Cunningham and other project scientists used a news conference to make that point Monday, showing new pictures of the Martian landscape taken by Surveyor.

The pictures showed canyons, escarpments and large, flat areas that resemble dry lakebeds on Earth.

Surveyor, launched late last year, was designed to circle Mars for two years, making a detailed map of the surface and beaming back data about the planet's climate and weather patterns.

Eventually, the $148 million craft will produce a topographic map of the entire planet, a tool scientists intend to use in choosing landing sites or research prospects for future missions.

Surveyor will also examine the terrain for evidence of water and conditions that could have supported life in the past.

Cunningham said the craft should be able to achieve those objectives despite the year-long delay, though scientists are considering shortening the total length of the mapping mission from one year to nine months.

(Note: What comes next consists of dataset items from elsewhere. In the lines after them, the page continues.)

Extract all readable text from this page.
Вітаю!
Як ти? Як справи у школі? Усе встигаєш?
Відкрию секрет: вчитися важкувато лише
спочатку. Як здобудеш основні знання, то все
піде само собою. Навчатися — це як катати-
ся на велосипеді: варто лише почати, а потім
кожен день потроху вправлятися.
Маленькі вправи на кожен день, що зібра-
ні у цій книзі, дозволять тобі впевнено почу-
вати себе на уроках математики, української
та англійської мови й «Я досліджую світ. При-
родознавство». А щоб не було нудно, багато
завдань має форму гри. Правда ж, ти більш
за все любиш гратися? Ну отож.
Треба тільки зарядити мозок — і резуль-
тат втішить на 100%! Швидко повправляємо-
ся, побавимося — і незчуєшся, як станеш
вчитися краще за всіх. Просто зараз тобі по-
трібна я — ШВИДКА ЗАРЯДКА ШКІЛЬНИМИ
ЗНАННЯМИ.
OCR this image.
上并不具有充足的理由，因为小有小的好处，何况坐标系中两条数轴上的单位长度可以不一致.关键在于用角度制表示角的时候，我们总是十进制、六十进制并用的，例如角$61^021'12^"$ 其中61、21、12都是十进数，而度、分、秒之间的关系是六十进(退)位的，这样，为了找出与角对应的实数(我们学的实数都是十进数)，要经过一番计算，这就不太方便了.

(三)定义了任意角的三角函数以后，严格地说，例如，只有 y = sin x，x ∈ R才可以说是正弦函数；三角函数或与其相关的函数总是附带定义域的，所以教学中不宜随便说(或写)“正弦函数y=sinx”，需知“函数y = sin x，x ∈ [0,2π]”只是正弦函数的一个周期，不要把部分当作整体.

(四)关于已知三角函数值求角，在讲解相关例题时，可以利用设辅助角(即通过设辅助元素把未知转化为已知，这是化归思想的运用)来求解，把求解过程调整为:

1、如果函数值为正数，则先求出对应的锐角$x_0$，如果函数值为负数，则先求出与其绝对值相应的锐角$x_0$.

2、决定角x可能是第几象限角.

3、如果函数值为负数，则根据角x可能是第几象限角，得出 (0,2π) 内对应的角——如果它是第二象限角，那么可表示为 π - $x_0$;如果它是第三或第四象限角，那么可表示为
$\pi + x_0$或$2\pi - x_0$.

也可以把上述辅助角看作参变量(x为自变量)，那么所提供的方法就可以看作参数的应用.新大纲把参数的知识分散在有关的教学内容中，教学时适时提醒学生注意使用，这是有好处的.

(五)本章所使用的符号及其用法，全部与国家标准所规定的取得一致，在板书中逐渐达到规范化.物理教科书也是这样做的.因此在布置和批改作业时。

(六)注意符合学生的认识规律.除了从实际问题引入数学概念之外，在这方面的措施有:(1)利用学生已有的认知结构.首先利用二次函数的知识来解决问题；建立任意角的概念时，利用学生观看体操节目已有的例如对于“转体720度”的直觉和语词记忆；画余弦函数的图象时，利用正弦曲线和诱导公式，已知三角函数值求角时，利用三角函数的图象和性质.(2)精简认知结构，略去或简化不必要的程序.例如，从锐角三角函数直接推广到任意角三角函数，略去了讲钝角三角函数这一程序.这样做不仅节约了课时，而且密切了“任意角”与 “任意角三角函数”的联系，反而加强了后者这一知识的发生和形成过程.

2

The Surveyor mission switches the National Aeronautics and Space Administration's attention on Mars to the orbiter and away from the Mars Pathfinder.

Last week, scientists officially declared an end to the Pathfinder space mission -- four months to the day that the craft landed on Mars to unravel the secrets of the red planet.

Scientists said the project in effect came to an abrupt halt about six weeks ago when they lost communication with the Pathfinder lander and its little rover, Sojourner.